Francobolli, Automobili e tanto altro

Collezionare automobili non è la stessa cosa che collezionare cartoline o schede telefoniche, basta pensare alla differenza di denaro.

Ad accomunarle ci pensa la passione.

I pezzi da novanta sono le auto d'epoca, le quattro ruote che affascinano gli appassionati del settore e delle quali proprio questi ultimi si compiacciono osservandole dal proprio garage o da qualsiasi posto adibito alla loro custodia.

Tanti in Italia i collezionisti di macchine da scrivere, quei congegni in grado di scrivere lettere per formulare un testo scritto, e macchine da cucire spesso e volentieri rare e pregiate, a pedale e a manovella.

Si colleziono altresì ferri da stiro, ditali (si dice che la regina Elisabetta I ne era una grande collezionista), salvadanai, orologi, radio, penne e davvero tutto quella che può sfiorare la nostra fantasia.

Venendo ai francobolli, molti di questi vengono acquistati per cifre esorbitanti: ne è un chiaro esempio il francobollo svedese che a metà degli anni Novanta venne acquistato per quelli che allora erano tre miliardi di lire.
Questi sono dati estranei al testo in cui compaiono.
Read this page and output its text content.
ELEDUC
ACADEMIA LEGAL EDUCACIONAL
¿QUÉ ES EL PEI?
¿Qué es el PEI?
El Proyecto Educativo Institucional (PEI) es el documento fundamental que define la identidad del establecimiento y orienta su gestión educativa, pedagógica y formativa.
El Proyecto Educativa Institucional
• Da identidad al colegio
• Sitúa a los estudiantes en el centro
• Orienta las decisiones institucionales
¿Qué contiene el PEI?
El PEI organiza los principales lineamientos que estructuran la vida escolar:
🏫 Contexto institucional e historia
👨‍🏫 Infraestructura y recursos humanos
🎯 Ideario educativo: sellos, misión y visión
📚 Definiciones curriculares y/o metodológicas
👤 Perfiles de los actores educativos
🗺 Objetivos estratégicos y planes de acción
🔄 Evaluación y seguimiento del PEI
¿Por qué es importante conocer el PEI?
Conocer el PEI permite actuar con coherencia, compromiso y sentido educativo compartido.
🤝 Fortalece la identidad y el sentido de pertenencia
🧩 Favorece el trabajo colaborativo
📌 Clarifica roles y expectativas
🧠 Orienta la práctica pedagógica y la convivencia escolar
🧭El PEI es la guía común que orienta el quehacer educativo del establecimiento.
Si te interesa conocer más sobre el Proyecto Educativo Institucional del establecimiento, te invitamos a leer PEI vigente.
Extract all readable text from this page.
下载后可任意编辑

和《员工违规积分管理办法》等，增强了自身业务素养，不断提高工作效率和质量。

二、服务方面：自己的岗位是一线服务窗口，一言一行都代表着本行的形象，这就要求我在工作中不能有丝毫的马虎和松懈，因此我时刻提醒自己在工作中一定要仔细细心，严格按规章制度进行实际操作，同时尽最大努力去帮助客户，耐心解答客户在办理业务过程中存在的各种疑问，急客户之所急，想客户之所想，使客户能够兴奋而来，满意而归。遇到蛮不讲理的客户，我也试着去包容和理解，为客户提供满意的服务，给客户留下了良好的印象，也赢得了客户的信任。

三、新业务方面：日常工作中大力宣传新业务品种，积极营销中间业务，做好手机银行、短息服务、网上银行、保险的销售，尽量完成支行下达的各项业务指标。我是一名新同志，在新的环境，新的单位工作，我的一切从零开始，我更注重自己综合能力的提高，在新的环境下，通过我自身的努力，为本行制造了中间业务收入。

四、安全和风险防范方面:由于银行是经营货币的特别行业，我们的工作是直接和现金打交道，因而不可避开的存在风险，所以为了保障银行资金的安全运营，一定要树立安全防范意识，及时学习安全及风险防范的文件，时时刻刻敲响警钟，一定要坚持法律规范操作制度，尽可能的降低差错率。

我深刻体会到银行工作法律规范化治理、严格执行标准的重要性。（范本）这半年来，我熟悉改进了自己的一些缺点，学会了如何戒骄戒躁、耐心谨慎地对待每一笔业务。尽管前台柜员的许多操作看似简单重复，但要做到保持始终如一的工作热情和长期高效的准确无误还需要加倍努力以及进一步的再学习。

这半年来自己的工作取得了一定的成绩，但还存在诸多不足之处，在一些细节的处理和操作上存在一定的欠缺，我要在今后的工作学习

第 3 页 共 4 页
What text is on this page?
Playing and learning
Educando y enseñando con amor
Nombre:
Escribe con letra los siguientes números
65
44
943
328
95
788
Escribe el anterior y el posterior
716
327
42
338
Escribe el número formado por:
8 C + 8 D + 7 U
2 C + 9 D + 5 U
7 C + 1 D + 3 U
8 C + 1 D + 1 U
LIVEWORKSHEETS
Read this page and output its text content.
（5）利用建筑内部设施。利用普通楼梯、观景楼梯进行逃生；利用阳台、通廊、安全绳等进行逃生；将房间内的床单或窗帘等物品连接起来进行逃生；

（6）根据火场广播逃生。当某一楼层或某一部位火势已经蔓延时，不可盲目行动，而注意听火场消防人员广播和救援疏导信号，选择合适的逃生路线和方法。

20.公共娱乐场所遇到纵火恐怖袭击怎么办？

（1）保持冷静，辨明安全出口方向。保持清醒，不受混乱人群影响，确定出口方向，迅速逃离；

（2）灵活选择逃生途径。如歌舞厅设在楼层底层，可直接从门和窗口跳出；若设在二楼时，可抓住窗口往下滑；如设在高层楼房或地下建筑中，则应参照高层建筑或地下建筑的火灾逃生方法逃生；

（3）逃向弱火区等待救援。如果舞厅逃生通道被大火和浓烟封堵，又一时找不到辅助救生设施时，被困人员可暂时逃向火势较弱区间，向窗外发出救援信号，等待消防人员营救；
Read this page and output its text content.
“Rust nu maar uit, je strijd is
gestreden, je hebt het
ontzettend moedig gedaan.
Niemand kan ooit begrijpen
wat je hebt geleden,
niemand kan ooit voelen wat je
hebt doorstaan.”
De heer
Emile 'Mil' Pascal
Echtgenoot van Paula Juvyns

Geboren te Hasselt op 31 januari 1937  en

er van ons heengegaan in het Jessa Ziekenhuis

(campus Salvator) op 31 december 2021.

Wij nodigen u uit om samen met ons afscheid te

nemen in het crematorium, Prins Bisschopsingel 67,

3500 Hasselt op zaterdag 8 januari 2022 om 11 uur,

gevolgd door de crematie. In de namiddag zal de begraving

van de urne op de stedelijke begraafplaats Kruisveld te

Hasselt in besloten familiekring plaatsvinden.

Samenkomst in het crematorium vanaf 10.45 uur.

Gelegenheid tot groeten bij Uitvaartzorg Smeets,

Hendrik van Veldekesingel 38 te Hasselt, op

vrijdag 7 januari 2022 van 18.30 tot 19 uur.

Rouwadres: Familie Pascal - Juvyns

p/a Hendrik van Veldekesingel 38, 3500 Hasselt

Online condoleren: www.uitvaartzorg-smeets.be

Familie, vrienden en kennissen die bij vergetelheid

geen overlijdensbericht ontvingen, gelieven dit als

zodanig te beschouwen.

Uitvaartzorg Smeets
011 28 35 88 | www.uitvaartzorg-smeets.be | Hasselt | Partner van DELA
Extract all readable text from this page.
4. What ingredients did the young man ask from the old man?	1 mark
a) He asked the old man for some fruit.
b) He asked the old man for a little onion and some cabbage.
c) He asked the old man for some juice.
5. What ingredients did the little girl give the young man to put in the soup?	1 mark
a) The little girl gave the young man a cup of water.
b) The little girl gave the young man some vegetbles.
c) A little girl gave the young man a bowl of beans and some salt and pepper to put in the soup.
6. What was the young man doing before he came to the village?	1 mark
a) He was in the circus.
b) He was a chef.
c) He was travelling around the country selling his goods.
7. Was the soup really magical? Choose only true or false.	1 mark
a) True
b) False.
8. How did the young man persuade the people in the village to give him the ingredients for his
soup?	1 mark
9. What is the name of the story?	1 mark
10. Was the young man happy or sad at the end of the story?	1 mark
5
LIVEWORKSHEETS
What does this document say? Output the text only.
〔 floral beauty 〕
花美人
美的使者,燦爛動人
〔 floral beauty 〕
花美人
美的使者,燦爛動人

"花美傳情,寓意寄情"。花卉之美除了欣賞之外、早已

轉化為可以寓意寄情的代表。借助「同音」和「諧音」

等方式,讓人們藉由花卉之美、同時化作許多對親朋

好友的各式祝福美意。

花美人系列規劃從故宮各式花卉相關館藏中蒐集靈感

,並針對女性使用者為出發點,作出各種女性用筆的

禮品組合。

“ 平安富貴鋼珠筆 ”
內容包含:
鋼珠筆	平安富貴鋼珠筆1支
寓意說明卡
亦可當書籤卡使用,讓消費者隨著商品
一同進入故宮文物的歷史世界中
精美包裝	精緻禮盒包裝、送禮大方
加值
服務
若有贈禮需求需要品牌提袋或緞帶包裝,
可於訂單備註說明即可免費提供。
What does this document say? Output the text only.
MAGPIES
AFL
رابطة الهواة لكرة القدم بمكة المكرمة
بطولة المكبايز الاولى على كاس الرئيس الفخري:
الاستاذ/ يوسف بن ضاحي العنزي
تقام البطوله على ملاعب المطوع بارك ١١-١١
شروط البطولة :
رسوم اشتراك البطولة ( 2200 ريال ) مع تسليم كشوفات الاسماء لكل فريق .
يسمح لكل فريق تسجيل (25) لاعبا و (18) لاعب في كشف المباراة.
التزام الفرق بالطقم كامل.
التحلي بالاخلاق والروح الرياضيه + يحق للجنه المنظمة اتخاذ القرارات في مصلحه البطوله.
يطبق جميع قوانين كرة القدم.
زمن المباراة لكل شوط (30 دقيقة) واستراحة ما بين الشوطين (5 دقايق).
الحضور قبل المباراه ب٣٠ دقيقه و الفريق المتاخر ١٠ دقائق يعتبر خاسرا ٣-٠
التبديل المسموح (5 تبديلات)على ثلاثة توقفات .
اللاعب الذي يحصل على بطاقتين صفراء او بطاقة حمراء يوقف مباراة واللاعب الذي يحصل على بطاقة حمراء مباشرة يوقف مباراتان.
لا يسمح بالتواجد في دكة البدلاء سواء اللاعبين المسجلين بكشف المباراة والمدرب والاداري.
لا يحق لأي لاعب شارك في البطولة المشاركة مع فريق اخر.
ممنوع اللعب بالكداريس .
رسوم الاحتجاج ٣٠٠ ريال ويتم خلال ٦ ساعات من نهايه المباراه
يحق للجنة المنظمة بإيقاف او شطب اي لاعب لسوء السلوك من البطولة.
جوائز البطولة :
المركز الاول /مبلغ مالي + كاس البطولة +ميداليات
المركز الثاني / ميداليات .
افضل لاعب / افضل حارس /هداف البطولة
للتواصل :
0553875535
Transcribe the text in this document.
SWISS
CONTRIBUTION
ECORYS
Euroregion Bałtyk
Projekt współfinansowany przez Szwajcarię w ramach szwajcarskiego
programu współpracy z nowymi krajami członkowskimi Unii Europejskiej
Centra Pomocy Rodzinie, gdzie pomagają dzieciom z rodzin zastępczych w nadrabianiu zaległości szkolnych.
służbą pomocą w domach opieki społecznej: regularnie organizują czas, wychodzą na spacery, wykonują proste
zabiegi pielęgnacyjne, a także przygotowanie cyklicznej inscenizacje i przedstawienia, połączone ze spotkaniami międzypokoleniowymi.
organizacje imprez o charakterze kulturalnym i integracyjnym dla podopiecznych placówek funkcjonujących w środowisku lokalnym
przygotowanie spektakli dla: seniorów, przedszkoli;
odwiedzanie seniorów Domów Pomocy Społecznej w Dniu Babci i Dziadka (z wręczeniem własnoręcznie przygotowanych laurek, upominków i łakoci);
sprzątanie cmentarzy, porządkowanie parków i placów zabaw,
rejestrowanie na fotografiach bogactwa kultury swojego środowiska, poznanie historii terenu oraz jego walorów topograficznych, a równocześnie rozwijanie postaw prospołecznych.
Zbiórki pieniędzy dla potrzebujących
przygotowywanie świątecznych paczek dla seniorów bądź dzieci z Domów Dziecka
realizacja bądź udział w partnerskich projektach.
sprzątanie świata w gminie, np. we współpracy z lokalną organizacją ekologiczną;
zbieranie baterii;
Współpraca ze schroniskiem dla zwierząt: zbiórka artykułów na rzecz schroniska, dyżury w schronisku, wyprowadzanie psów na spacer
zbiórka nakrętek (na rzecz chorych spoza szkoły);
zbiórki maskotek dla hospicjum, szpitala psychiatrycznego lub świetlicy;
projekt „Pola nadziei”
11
Il termine con  il quale si indica la collezione di francobolli è filatelia: si raggruppano francobolli nuovi o usati badando che i dentelli sia tutti presenti, che la gomma e la carta siano privi di ingiallimenti e che la vignetta sia posta alla stessa distanza dai quattro margini.

Il colore deve essere ben definito: il francobollo non può essere stinto.

Altrettanto diffusi i fumetti le cui vignette attirano lo sguardo e l'attenzione degli amanti dei tanti personaggi che ne fanno da protagonisti.